Daddy watched them go, the way he had watched the beatings and the flames. Finally he walked over to me. I thought of how, in an earlier life, he and I had made breakfast, then taken it in to Mama and celebrated Mother’s Day.
I said in a low voice, “I guess now we know what your errand was.”
“Clyde told me about it at the barber shop on Saturday,” said Daddy. “I didn’t know you’d be here.”
“That was terrible,” I said.
“It was dangerous. You shouldn’t have come.”
“Why did they do it?” I asked.
This time, “they” didn’t mean Negroes. It meant the people of Anniston. It meant us.
“It wasn’t supposed to be like this,” said Daddy. “It got out of hand.”
“But why? The Freedom Riders were on a bus, that’s all.”
Daddy explained in that soft, gentle voice of his, the one he used to reassure me. “Sweetheart, you know why. It was black and white together.”

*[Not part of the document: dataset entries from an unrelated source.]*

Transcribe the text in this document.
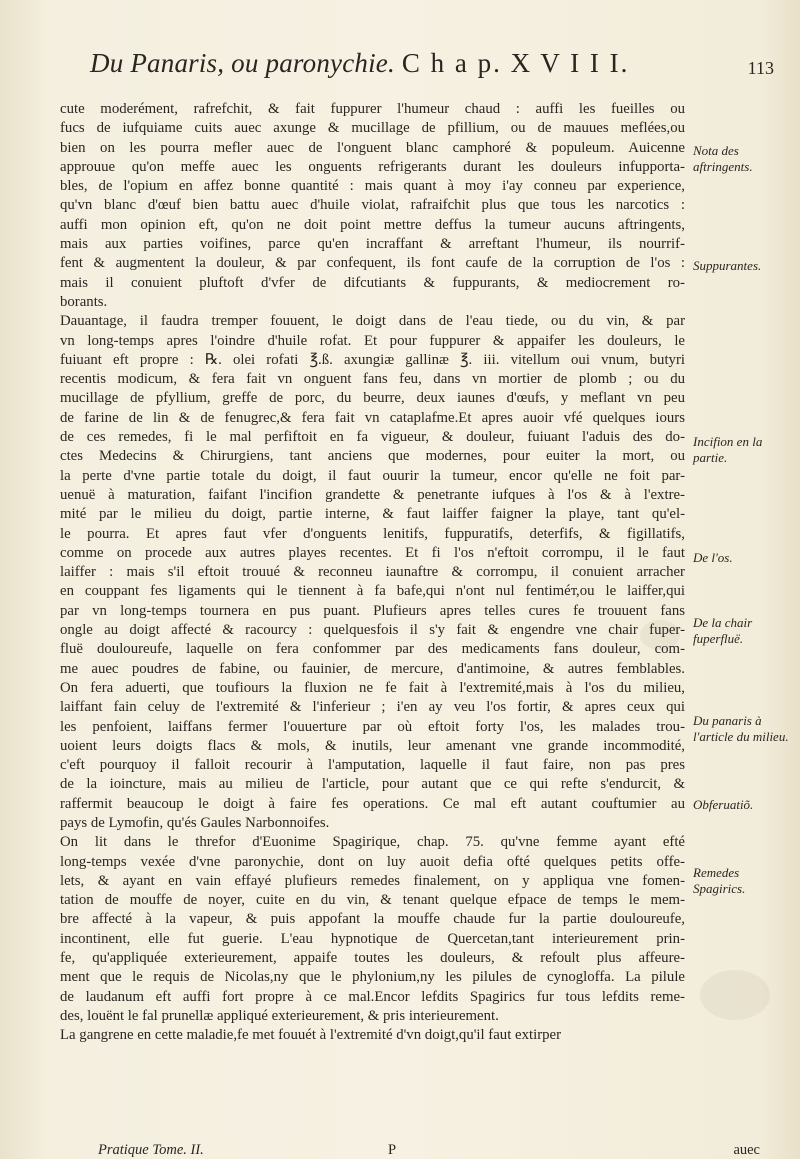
Du Panaris, ou paronychie. C h a p. X V I I I.	113
cute moderément, rafrefchit, & fait fuppurer l'humeur chaud : auffi les fueilles ou
fucs de iufquiame cuits auec axunge & mucillage de pfillium, ou de mauues meflées,ou
bien on les pourra mefler auec de l'onguent blanc camphoré & populeum. Auicenne
approuue qu'on meffe auec les onguents refrigerants durant les douleurs infupporta-
bles, de l'opium en affez bonne quantité : mais quant à moy i'ay conneu par experience,
qu'vn blanc d'œuf bien battu auec d'huile violat, rafraifchit plus que tous les narcotics :
auffi mon opinion eft, qu'on ne doit point mettre deffus la tumeur aucuns aftringents,
mais aux parties voifines, parce qu'en incraffant & arreftant l'humeur, ils nourrif-
fent & augmentent la douleur, & par confequent, ils font caufe de la corruption de l'os :
mais il conuient pluftoft d'vfer de difcutiants & fuppurants, & mediocrement ro-
borants.
Dauantage, il faudra tremper fouuent, le doigt dans de l'eau tiede, ou du vin, & par
vn long-temps apres l'oindre d'huile rofat. Et pour fuppurer & appaifer les douleurs, le
fuiuant eft propre : ℞. olei rofati ℥.ß. axungiæ gallinæ ℥. iii. vitellum oui vnum, butyri
recentis modicum, & fera fait vn onguent fans feu, dans vn mortier de plomb ; ou du
mucillage de pfyllium, greffe de porc, du beurre, deux iaunes d'œufs, y meflant vn peu
de farine de lin & de fenugrec,& fera fait vn cataplafme.Et apres auoir vfé quelques iours
de ces remedes, fi le mal perfiftoit en fa vigueur, & douleur, fuiuant l'aduis des do-
ctes Medecins & Chirurgiens, tant anciens que modernes, pour euiter la mort, ou
la perte d'vne partie totale du doigt, il faut ouurir la tumeur, encor qu'elle ne foit par-
uenuë à maturation, faifant l'incifion grandette & penetrante iufques à l'os & à l'extre-
mité par le milieu du doigt, partie interne, & faut laiffer faigner la playe, tant qu'el-
le pourra. Et apres faut vfer d'onguents lenitifs, fuppuratifs, deterfifs, & figillatifs,
comme on procede aux autres playes recentes. Et fi l'os n'eftoit corrompu, il le faut
laiffer : mais s'il eftoit trouué & reconneu iaunaftre & corrompu, il conuient arracher
en couppant fes ligaments qui le tiennent à fa bafe,qui n'ont nul fentiméт,ou le laiffer,qui
par vn long-temps tournera en pus puant. Plufieurs apres telles cures fe trouuent fans
ongle au doigt affecté & racourcy : quelquesfois il s'y fait & engendre vne chair fuper-
fluë douloureufe, laquelle on fera confommer par des medicaments fans douleur, com-
me auec poudres de fabine, ou fauinier, de mercure, d'antimoine, & autres femblables.
On fera aduerti, que toufiours la fluxion ne fe fait à l'extremité,mais à l'os du milieu,
laiffant fain celuy de l'extremité & l'inferieur ; i'en ay veu l'os fortir, & apres ceux qui
les penfoient, laiffans fermer l'ouuerture par où eftoit forty l'os, les malades trou-
uoient leurs doigts flacs & mols, & inutils, leur amenant vne grande incommodité,
c'eft pourquoy il falloit recourir à l'amputation, laquelle il faut faire, non pas pres
de la ioincture, mais au milieu de l'article, pour autant que ce qui refte s'endurcit, &
raffermit beaucoup le doigt à faire fes operations. Ce mal eft autant couftumier au
pays de Lymofin, qu'és Gaules Narbonnoifes.
On lit dans le threfor d'Euonime Spagirique, chap. 75. qu'vne femme ayant efté
long-temps vexée d'vne paronychie, dont on luy auoit defia ofté quelques petits offe-
lets, & ayant en vain effayé plufieurs remedes finalement, on y appliqua vne fomen-
tation de mouffe de noyer, cuite en du vin, & tenant quelque efpace de temps le mem-
bre affecté à la vapeur, & puis appofant la mouffe chaude fur la partie douloureufe,
incontinent, elle fut guerie. L'eau hypnotique de Quercetan,tant interieurement prin-
fe, qu'appliquée exterieurement, appaife toutes les douleurs, & refoult plus affeure-
ment que le requis de Nicolas,ny que le phylonium,ny les pilules de cynogloffa. La pilule
de laudanum eft auffi fort propre à ce mal.Encor lefdits Spagirics fur tous lefdits reme-
des, louënt le fal prunellæ appliqué exterieurement, & pris interieurement.
La gangrene en cette maladie,fe met fouuét à l'extremité d'vn doigt,qu'il faut extirper
Nota des aftringents.
Suppurantes.
Incifion en la partie.
De l'os.
De la chair fuperfluë.
Du panaris à l'article du milieu.
Obferuatiõ.
Remedes Spagirics.
Pratique Tome. II.	P	auec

“Mama said black and white should be separated.”
“She’s right. It’s better that way. Maybe this proves it.” It’s what I had been taught in a thousand little ways—separate entrances, separate drinking fountains, separate ways of talking to people and looking at them. It had been passed to me, and I had taken it. But today, seeing what had happened in my town, I thought of Lavender’s question: Would I pass it on?
At supper that night, Mama served roast beef. Afterward she brought out some apple pie. I took a bite, then pushed my plate away.
“I’m not hungry.”
Mama studied me with a pinched, worried expression. After Daddy and I had gotten home, I’d gone to my room and a few minutes later had heard the two of them arguing. I couldn’t hear the words, but I could tell Mama was angry. Happy Mother’s Day.
Mama glanced at Daddy, then back at me. “Your father told me what happened. Do you want to talk about it?”
What was there to say? My town was different from the way I’d thought it was. Maybe my father was too.
“No, ma’am,” I said.
I could see her struggle to find words. “Bo Blanchard and those other people … what they did was wrong. It was vicious and mean. But the Negroes—”
“Freedom Riders,” I said. “They weren’t all Negroes.”
“Maybe they were a little bit wrong too.”
“They just wanted to ride the bus.”
“Sweetheart,” said Mama, “this is the way we are. We’ve lived like this for a hundred years. Things are changing, but they take time.”
“Let me ask you something,” Daddy said in a quiet voice. “If the Freedom Riders hadn’t come here, would anyone have gotten hurt?”
“Well, no,” I said.
“Then don’t you think they might share some of the blame?”
In the parking lot of Forsyth’s Grocery I had seen something awful. Was it here too, in my house, at our table? There were no angry mobs, no fires or threats, no clubs or chains—just apple pie, two cups of coffee, and a glass of milk. We weren’t burning buses or beating people up. We weren’t doing anything. Maybe that was the problem.